Functional characterization of driver mutations on TF activities. A, Volcano plot with effect size (x) and adjusted P value (y) of all tested pan-cancer associations. B, Number of significant associations per TF in primary tumors and cell lines, colored according to the sign of the association. Red and blue correspond to significantly higher or lower TF activities in mutants compared with wild type, respectively. C, Significant (FDR < 5%) TF–driver associations from primary tumors and cell lines and the overlap. Shared driver–TF pairs are indicated in the table. D, Log OR of finding a significant interaction by network distance (minimum number of directed intermediates between the driver and the corresponding TF). **, P < 0.05; ***, P < 0.001 (Fisher exact test). E, Enrichment in positive/negative driver–TF associations (red/blue, respectively) to involve oncogenic/tumor suppressor TFs, respectively.

Figure 4.

Functional characterization of driver mutations on TF activities. A, Volcano plot with effect size (x) and adjusted P value (y) of all tested pan-cancer associations. B, Number of significant associations per TF in primary tumors and cell lines, colored according to the sign of the association. Red and blue correspond to significantly higher or lower TF activities in mutants compared with wild type, respectively. C, Significant (FDR < 5%) TF–driver associations from primary tumors and cell lines and the overlap. Shared driver–TF pairs are indicated in the table. D, Log OR of finding a significant interaction by network distance (minimum number of directed intermediates between the driver and the corresponding TF). **, P < 0.05; ***, P < 0.001 (Fisher exact test). E, Enrichment in positive/negative driver–TF associations (red/blue, respectively) to involve oncogenic/tumor suppressor TFs, respectively.

Close modal

To assess whether the detected associations represent plausible driver–TF regulatory events, we extracted directed edges from literature-curated signaling networks from OmniPath (31) and quantified shortest path lengths between every driver–gene/TF pair. Enrichment analysis confirmed that significant driver–gene/TF associations tend to be closer than nonsignificant associations (Fig. 4D). Next, we investigated whether the predicted effect of driver mutations on TF activities (association sign) agrees with the TF's role in cancer. We classified TFs into 3 groups according to their role in cancer: (i) upregulated in cancer, if the TF displays significant greater activity in tumor than in normal samples or is a known oncogene (27, 28); (ii) downregulated, if the TF function is repressed in tumor samples or is a tumor suppressor; or (iii) neutral. Enrichment analysis revealed that positive driver/TF interactions (i.e., potential TF-activating events) tend to involve cancer-upregulated TFs, in contrast, negative interactions are more prone to involve cancer-downregulated TFs (Fig. 4E). Taken together, our results suggest that the identified associations point to potential mechanisms of driver-mediated transcriptional dysregulation in cancer.

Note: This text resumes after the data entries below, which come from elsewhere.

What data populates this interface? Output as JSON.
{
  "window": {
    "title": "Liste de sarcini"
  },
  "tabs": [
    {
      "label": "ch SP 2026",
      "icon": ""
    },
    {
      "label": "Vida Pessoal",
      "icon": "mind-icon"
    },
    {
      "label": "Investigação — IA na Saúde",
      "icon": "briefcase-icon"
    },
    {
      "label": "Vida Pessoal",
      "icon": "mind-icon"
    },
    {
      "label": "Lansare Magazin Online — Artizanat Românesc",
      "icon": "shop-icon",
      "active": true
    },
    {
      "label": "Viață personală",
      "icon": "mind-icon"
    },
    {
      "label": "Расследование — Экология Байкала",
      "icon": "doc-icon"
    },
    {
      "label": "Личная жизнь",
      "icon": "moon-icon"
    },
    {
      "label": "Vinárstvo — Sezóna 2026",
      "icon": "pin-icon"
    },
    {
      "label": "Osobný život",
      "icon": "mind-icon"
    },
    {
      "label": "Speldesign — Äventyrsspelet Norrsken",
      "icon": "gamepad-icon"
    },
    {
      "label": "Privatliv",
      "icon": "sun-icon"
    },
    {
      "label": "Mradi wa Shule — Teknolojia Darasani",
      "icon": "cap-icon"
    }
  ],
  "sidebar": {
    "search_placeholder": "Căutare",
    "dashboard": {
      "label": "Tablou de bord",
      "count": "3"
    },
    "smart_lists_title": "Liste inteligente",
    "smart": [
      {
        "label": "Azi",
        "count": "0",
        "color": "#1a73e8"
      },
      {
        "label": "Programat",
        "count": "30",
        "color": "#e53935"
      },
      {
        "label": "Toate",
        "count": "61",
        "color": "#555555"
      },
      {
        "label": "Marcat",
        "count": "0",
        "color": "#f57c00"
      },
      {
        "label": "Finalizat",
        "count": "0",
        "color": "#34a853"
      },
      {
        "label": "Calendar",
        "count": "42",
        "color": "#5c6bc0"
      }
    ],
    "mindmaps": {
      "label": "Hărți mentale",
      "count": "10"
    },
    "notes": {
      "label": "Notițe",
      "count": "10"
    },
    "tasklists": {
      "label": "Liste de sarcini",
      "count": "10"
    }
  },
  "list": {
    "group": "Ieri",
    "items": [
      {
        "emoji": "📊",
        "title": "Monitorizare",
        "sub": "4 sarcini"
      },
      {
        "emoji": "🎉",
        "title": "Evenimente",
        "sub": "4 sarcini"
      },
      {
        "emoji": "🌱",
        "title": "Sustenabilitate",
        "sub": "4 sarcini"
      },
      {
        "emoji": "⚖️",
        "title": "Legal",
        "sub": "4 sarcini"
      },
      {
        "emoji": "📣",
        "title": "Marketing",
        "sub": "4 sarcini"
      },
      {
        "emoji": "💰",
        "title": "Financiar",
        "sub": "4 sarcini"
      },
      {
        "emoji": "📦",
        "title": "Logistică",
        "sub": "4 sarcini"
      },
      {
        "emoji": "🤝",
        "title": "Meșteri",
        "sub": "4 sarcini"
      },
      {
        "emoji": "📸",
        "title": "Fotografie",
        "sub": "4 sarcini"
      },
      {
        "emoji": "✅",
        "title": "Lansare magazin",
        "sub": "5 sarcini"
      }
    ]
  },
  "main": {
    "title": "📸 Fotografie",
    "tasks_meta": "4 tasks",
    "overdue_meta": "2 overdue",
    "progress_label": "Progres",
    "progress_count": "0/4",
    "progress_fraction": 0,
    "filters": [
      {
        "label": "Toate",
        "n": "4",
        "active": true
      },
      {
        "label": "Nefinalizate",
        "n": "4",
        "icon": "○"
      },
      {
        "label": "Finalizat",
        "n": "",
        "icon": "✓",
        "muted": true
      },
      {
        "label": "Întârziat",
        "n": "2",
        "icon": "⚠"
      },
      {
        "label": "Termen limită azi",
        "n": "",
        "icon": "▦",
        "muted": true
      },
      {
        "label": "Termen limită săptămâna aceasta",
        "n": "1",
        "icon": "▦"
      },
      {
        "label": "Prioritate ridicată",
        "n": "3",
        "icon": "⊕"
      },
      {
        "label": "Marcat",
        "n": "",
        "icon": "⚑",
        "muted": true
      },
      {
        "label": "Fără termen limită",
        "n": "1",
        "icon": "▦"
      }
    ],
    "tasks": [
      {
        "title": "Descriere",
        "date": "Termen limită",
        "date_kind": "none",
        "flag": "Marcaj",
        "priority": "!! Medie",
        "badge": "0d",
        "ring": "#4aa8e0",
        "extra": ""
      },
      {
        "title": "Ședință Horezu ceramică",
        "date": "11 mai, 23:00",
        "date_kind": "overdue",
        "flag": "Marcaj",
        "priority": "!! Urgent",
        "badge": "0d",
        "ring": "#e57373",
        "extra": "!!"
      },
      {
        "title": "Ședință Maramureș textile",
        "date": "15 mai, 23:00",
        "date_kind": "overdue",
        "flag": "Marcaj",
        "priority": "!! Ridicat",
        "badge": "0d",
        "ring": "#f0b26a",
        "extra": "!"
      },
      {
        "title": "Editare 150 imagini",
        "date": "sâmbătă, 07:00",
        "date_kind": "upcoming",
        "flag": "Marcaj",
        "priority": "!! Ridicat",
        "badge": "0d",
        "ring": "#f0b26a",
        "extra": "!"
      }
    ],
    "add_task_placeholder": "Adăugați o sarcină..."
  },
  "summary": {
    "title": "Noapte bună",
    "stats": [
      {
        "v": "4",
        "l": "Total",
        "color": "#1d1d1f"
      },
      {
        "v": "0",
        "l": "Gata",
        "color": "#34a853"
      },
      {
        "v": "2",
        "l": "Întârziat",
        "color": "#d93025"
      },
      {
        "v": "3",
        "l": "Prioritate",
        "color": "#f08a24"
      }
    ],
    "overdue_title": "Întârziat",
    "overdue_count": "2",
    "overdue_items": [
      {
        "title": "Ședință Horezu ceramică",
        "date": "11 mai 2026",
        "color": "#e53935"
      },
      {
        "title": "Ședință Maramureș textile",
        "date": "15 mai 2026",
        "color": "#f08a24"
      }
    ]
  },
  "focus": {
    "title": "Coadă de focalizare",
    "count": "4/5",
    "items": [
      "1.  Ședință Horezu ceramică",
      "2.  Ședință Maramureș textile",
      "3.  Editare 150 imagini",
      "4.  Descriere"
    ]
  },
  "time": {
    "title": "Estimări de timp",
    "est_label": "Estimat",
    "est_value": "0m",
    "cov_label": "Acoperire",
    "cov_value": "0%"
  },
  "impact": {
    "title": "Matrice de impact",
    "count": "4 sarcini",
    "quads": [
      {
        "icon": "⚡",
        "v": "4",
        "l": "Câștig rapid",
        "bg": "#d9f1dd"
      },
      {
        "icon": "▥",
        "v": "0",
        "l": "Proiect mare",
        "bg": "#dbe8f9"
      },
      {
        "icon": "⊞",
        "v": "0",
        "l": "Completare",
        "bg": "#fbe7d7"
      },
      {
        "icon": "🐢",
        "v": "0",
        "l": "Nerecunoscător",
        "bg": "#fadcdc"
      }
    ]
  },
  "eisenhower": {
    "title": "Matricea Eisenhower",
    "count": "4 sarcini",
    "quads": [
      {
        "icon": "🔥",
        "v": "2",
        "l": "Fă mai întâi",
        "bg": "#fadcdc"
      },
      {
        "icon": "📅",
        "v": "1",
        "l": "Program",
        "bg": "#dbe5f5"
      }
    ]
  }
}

Drug sensitivity interactions in 984 cancer cell lines

We next investigated the potential of TF activities as markers of response to 265 compounds across 984 cancer cell lines (10). Association between TF–drug pairs was tested with a linear regression approach accounting for potentially confounding factors (tissue lineage, microsatellite instability, and cell line growth media).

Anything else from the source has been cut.